Article de Robin Rovaton paru dans Les Echos le 12 août 2014.

Qu’est-ce qu’un pays pauvre ? Depuis Adam Smith, la richesse d’une nation renvoie à sa production annuelle, son produit intérieur brut, par habitant. Il a mis fin aux théories bullionistes, les métaux précieux et la monnaie ne constituant pas des indicateurs de richesse fiables. La dématérialisation du patrimoine financier au fil des siècles a renforcé la prévalence de l’indicateur de flux tangible plutôt que le stock intangible qui pouvait disparaître au gré des défauts sur la dette.
Aussi il ne fait pas de doute que la France, huitième plus grand PIB mondial à parité de pouvoir d’achat et dans le Top 15 pour le PIB par habitant hors pétromonarchies, appartient au club des pays riches. Alors que les chiffres conjoncturels se succèdent pour caractériser le mal français, la résilience du PIB fait souvent office de salutaire réassurance. Il n’est pourtant plus possible de faire l’économie d’analyser la richesse nationale du point de vue patrimonial.
La position extérieure nette (PEN) d’une économie est la différence entre l’ensemble des créances étrangères détenues par les résidents et l’ensemble des dettes des résidents envers l’étranger. Une économie dont la PEN est négative se trouve donc dans une situation d’endettement net vis-à-vis du reste du monde. Si une PEN peut être négative de manière conjoncturelle, lorsque des investissements étrangers viennent rejoindre des secteurs productifs nationaux, à moyen terme elle annonce un niveau de vie artificiellement soutenu et donc une inévitable correction.

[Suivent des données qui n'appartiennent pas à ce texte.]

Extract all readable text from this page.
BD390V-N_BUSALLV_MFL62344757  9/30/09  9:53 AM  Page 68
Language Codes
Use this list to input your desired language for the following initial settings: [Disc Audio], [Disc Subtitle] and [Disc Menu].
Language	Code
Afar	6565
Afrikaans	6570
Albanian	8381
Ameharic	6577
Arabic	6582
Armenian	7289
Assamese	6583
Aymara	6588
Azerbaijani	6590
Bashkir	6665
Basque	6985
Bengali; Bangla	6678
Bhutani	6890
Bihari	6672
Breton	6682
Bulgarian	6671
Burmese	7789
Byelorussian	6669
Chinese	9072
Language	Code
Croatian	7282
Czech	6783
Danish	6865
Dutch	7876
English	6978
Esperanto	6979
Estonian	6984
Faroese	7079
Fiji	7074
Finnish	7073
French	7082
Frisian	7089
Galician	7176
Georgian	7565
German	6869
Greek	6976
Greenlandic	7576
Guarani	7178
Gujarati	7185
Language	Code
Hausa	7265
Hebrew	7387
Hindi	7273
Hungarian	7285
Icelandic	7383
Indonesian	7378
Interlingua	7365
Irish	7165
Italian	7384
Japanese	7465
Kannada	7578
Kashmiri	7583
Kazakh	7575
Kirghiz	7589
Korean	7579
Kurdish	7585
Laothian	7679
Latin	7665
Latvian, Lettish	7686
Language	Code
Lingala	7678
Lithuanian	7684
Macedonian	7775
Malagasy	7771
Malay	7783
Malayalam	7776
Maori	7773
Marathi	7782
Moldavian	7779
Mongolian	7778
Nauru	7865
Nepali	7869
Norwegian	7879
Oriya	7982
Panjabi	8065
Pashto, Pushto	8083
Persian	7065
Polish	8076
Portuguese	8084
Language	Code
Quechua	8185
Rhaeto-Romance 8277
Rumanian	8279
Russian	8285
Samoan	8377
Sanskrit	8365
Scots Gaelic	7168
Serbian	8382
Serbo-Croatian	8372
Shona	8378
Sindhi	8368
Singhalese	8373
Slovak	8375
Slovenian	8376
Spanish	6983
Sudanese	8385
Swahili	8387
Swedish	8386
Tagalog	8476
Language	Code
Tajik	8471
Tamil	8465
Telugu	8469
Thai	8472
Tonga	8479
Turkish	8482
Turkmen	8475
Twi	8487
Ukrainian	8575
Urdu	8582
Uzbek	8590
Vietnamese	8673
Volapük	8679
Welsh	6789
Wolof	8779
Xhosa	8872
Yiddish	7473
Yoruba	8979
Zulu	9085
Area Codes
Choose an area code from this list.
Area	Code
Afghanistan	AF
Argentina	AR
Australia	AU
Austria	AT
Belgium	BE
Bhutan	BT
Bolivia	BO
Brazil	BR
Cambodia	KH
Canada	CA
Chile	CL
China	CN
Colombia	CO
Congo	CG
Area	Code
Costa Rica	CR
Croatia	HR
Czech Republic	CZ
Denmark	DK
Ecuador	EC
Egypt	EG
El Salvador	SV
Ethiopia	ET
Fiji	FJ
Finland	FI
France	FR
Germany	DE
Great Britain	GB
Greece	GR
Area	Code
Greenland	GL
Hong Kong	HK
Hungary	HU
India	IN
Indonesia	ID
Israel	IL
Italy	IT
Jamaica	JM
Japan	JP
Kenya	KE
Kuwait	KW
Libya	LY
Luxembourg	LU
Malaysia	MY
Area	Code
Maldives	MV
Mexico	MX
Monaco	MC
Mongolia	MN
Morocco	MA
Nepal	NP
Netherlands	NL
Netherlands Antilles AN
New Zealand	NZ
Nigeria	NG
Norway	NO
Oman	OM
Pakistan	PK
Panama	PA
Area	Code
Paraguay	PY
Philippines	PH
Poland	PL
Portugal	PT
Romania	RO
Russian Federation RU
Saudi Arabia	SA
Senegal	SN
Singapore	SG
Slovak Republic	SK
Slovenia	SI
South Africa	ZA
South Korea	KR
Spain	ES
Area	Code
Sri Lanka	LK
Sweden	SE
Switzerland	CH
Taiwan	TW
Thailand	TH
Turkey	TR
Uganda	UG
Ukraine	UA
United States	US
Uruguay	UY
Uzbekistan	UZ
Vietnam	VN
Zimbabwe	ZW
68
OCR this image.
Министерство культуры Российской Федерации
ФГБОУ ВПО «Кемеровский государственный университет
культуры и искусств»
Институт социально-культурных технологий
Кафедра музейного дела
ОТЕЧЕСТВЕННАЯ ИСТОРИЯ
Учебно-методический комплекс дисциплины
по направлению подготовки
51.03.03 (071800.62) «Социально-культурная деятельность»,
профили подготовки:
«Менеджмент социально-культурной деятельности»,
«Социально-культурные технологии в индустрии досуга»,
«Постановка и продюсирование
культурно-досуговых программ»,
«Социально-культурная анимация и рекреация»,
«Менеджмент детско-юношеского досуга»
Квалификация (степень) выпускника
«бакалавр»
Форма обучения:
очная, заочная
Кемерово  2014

La crise de 2008 a fait prendre conscience de la fongibilité entre dettes publiques et privées, que ce soit aux Etats-Unis, en Espagne ou en Irlande. Un endettement excessif des ménages, un système bancaire fragile, et c’est la puissance publique qui doit intervenir pour éponger les dettes des particuliers. La France pourrait bien devenir l’exemple inverse, où l’Etat impécunieux finit par entraîner les ménages et les entreprises, pourtant épargnants nets, dans sa chute.
Il s’avère en effet que notre pays a réalisé l’une des plus incroyables évictions de richesse des pays développés dans la période moderne, plus de 400 milliards d’euros en moins d’une décennie. Contrairement au discours dominant, la richesse des ménages ne suffit plus à éponger la montagne de dette publique. La France, gouvernement, entreprises et ménages cumulés, avait une dette stable d’environ 4 % du PIB par rapport au reste du monde lors des deux dernières décennies. Entre 2006 et 2012, la position extérieure est passée de + 1 % à – 21 % du PIB. Ramené à l’échelle d’un ménage moyen, cela signifie que les investisseurs étrangers vous devaient environ 400 euros en 2006, alors que vous leur devez aujourd’hui 7.500 euros.
La position extérieure a fait l’objet de révisions comptables en 2013 permettant de la ramener à – 17 % du PIB. Il faut dire que la projection de la dégradation connue en 2013 sur le chiffre de 2012 amenait à explorer des territoires inconnus à – 31 % du PIB. Rappelons que, dans le cadre de l’application du Pacte de stabilité, le tableau de la Commission comprend un signal d’alerte en cas de position extérieure nette supérieure à – 35 % du PIB.
Il ne faut pas chercher plus loin le sentiment du malheur français. En retournant l’adage de Stendhal dans sa « Vie de Rossini » : « Pour un pays comme pour un individu, ce n’est pas tant d’être pauvre qui fait le malheur, c’est de le devenir. »Comme il ne vous viendrait pas à l’esprit de qualifier de « riche » votre voisin aux revenus élevés mais plombé par une dette sans fond, notre statut de pays riche s’effiloche sous nos yeux, entretenant le sentiment latent de déclin.

Robin Rivaton est économiste, membre du conseil scientifique de la Fondation pour l’innovation politique.